Software, Team and Strategy

Mike Borozdin - Kubernetes @ Google. Previously: Dir of Eng @ DocuSign, Lead @ Microsoft. I help companies focus and engineers grow.

Tuesday, January 09, 2007

The weight loss

After a leisurely summer and switching jobs I have switched gyms.  From the old and pompous Pro Club I went to PureFitness which is on 2nd and Columbia.  As it usually happens I got an evaluation from a Personal Trainer.  It was a shocker!  He measured whole 18.5% body fat percentage which is border line obese.


A lot of you might say that I am fine and I shouldn't be worried about this stuff.  My response to that is that fitness takes discipline all the time.  Once you are out of shape doing activities to get back into shape become boring and unsatisfying.


I started working out with a lot more vigor and started seeing a little bit of results, but not enough to make me happy.  I needed to be at around 11-12% to feel good about myself.  My problem was food.  I ate whatever I wanted whenever I wanted and of course since one serving of fries negates about 40 minutes on a treadmill I was like a hamster running in a wheel.

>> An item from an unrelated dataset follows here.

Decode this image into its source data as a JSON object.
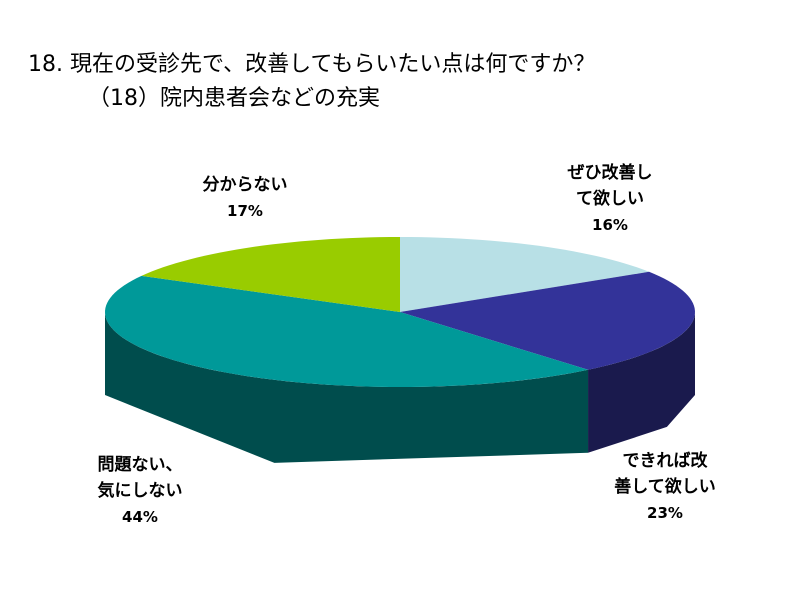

I had to take control of this problem, but I wasn't sure what to do.  Using the ancient Chinese wisdom the first thing is to start tracking things and looking for patterns.  I started keeping a log on www.calorie-count.com .  I entered every food I ate religiously and started seeing some patterns.


Pattern #1 - I drink 5-12 drinks a night when I go out and that could be as much as 1000 extra calories.  What that means is that I can have a full work out and spend about two hours at the gym and still not make any progress because I went out that night.  It also meant that even though I felt "good" about my diet really 3 times a week my calorie intake was over 3100 calories, sometimes even 4000 if you tack on a dinner with desert.


Pattern #2 - I ate some "snacks" during that day which supposedly raised my metabolism, but I also ate full meals.  So I had extra 500-600 calories a day thinking that they "don't count." They do.


Pattern #3 - I loved my Starbucks.  A Grande Latte is 260 calories.  Drinking it with Fat-Free milk doesn't help much; it's still 160 calories.  If you swing by Starbucks and get one non-fat Latte and a banana loaf bread you just took in 450 calories without really eating a meal.


I also read some articles about they way your body feels hungry and realized that the signals your stomach gives to your brain aren't always correct.  A lot of times when you are low on liquids you might mistakenly feel hungry, but really your body is just signaling you to put something in your mouth.


Other little known facts are that breads and other foods add sugar for taste.  You might be taking a table spoon of sugar with your tea in the morning, but what you don't know is that the toast you are eating might have the same amount.


So I made some adjustments:



  1. All snacks had to be light weigh fruit.
  2. Changed most of my lunches to be sandwiches.
  3. No fries, ever.
  4. Changed meals that have protein and carbs in the form potatoes or corn to protein and carbs in the form of salad.
  5. Stopped drinking till I didn't want to drink any more.

My target was about 2100/day which with burn rate of about 2700 + an hour of exercise a day.  The result is a loss of close to 9lbs (or 4.5% of my overall mass) since November.